A melhor coisa em um amor recém-nascido é ter a chance, quase que “irrepetível”, de se deleitar, sem pressa alguma, em suas primeiras pegadas. Antes de qualquer toque, têm-se os primeiros olhares, os primeiros sorrisos, as palavras primárias. Palavras que chegam feito plumas em nosso ouvido e fazem cócegas de amor em nossos estômagos. Guarde essa sensação ímpar num baú, você pode precisar relembrá-la, um dia, quando sua alma estiver cansada demais para se sentir assim de novo.

Assim também, devemos fazer com o som da voz de quem amamos, e embora a conversa não possa durar muito, leve-a, como um consolo, pra dentro. Guarde como um presente aquele “olá” carregado de sotaque e malícia. E sim, guarde essa voz que tanto ama, especialmente, se você a ama em silêncio. Não perca a chance de tê-la presa em sua memória, pois você poderá rebobiná-la, quando estiver sozinho em casa.

Ouvir a voz de quem se ama é como ler um bom livro deitado numa rede em um domingo nublado.
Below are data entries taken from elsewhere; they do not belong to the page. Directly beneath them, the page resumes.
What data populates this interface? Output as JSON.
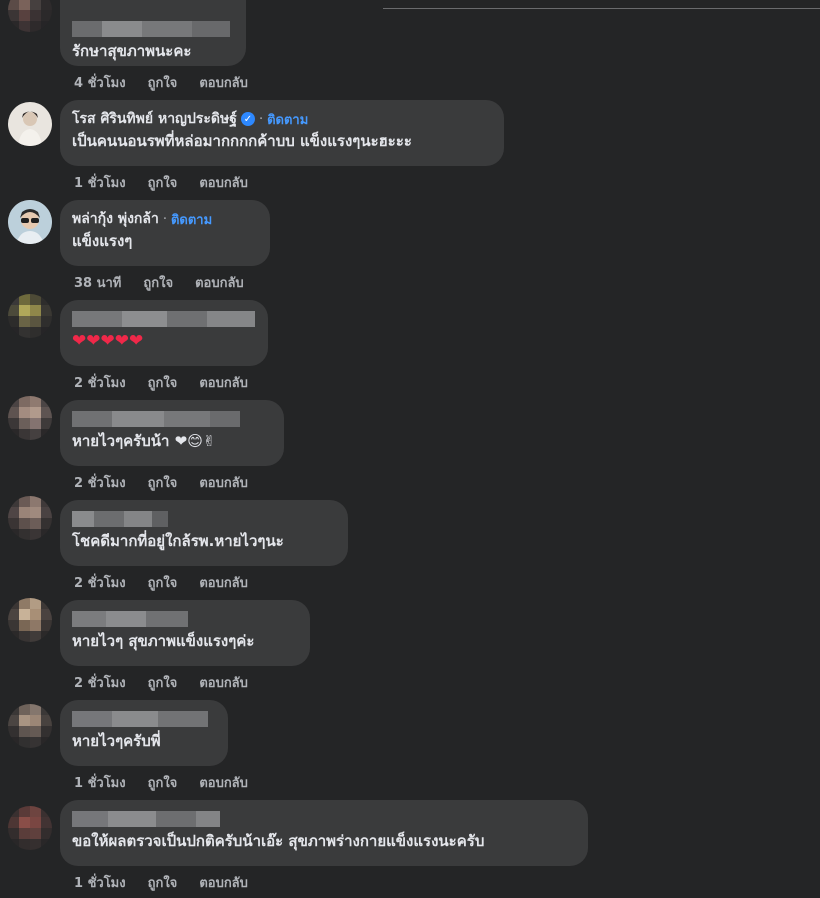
{
  "labels": {
    "like": "ถูกใจ",
    "reply": "ตอบกลับ",
    "follow": "ติดตาม",
    "separator": "·"
  },
  "comments": [
    {
      "name": "",
      "text": "รักษาสุขภาพนะคะ",
      "time": "4 ชั่วโมง"
    },
    {
      "name": "โรส ศิรินทิพย์ หาญประดิษฐ์",
      "verified": true,
      "follow": true,
      "text": "เป็นคนนอนรพที่หล่อมากกกกค้าบบ แข็งแรงๆนะฮะะะ",
      "time": "1 ชั่วโมง"
    },
    {
      "name": "พล่ากุ้ง พุ่งกล้า",
      "follow": true,
      "text": "แข็งแรงๆ",
      "time": "38 นาที"
    },
    {
      "name": "",
      "text": "❤❤❤❤❤",
      "time": "2 ชั่วโมง"
    },
    {
      "name": "",
      "text": "หายไวๆครับน้า ❤😊✌",
      "time": "2 ชั่วโมง"
    },
    {
      "name": "",
      "text": "โชคดีมากที่อยู่ใกล้รพ.หายไวๆนะ",
      "time": "2 ชั่วโมง"
    },
    {
      "name": "",
      "text": "หายไวๆ สุขภาพแข็งแรงๆค่ะ",
      "time": "2 ชั่วโมง"
    },
    {
      "name": "",
      "text": "หายไวๆครับพี่",
      "time": "1 ชั่วโมง"
    },
    {
      "name": "",
      "text": "ขอให้ผลตรวจเป็นปกติครับน้าเอ๊ะ สุขภาพร่างกายแข็งแรงนะครับ",
      "time": "1 ชั่วโมง"
    }
  ]
}
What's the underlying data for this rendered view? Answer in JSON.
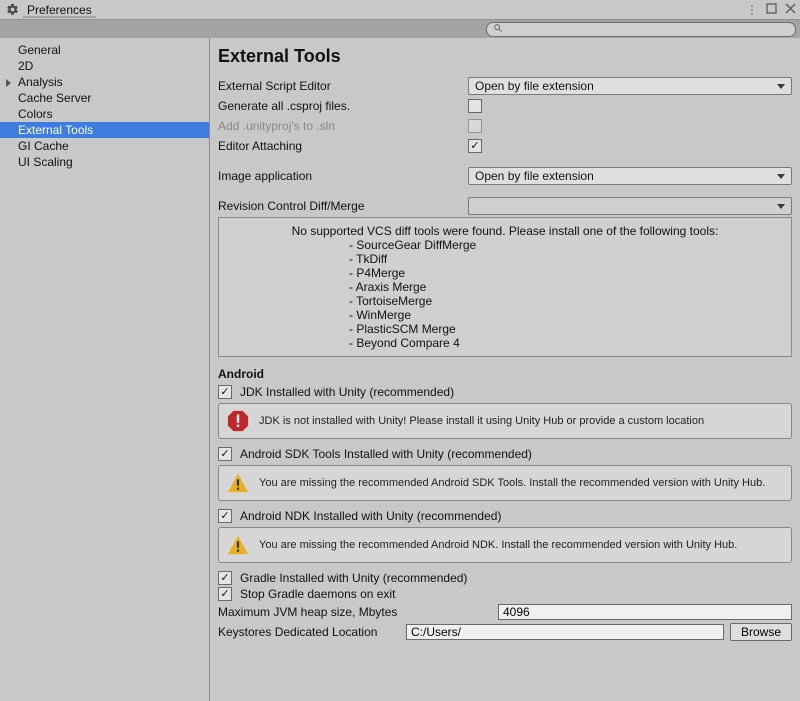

Sente e escute-a com carinho. Agora, leia essa voz sem pressa, perceba todo o sentimento embutido. Ouça-a sem ruídos e lembre dessa voz nos momentos mais (in)oportunos: no banho, enquanto a água escorre pelo rosto, num ônibus lotado, no seu travesseiro macio. Eu sei que um sorriso te acompanhará nessas lembranças.

Delícia mesmo é ouvir o som da voz de quem se ama, delícia é senti-la ao pé do ouvido… Hoje, ouvi sua voz pela terceira vez na vida, e cada vez ainda é como a primeira. Parecia como um dueto ou um concerto, mas era apenas uma inesperada conversa ao telefone, com você, puxando assunto do outro lado. Prolonguei o ritmo, adocei minha fala. Quando me vi, estava rindo e nada mais era importante. Quando desliguei, o mundo ficou mudo, e eu só conseguia ouvir um único som: as batidas do meu coração acelerado.

Camila Barretto.

Desafio das Palavras (a versão dela).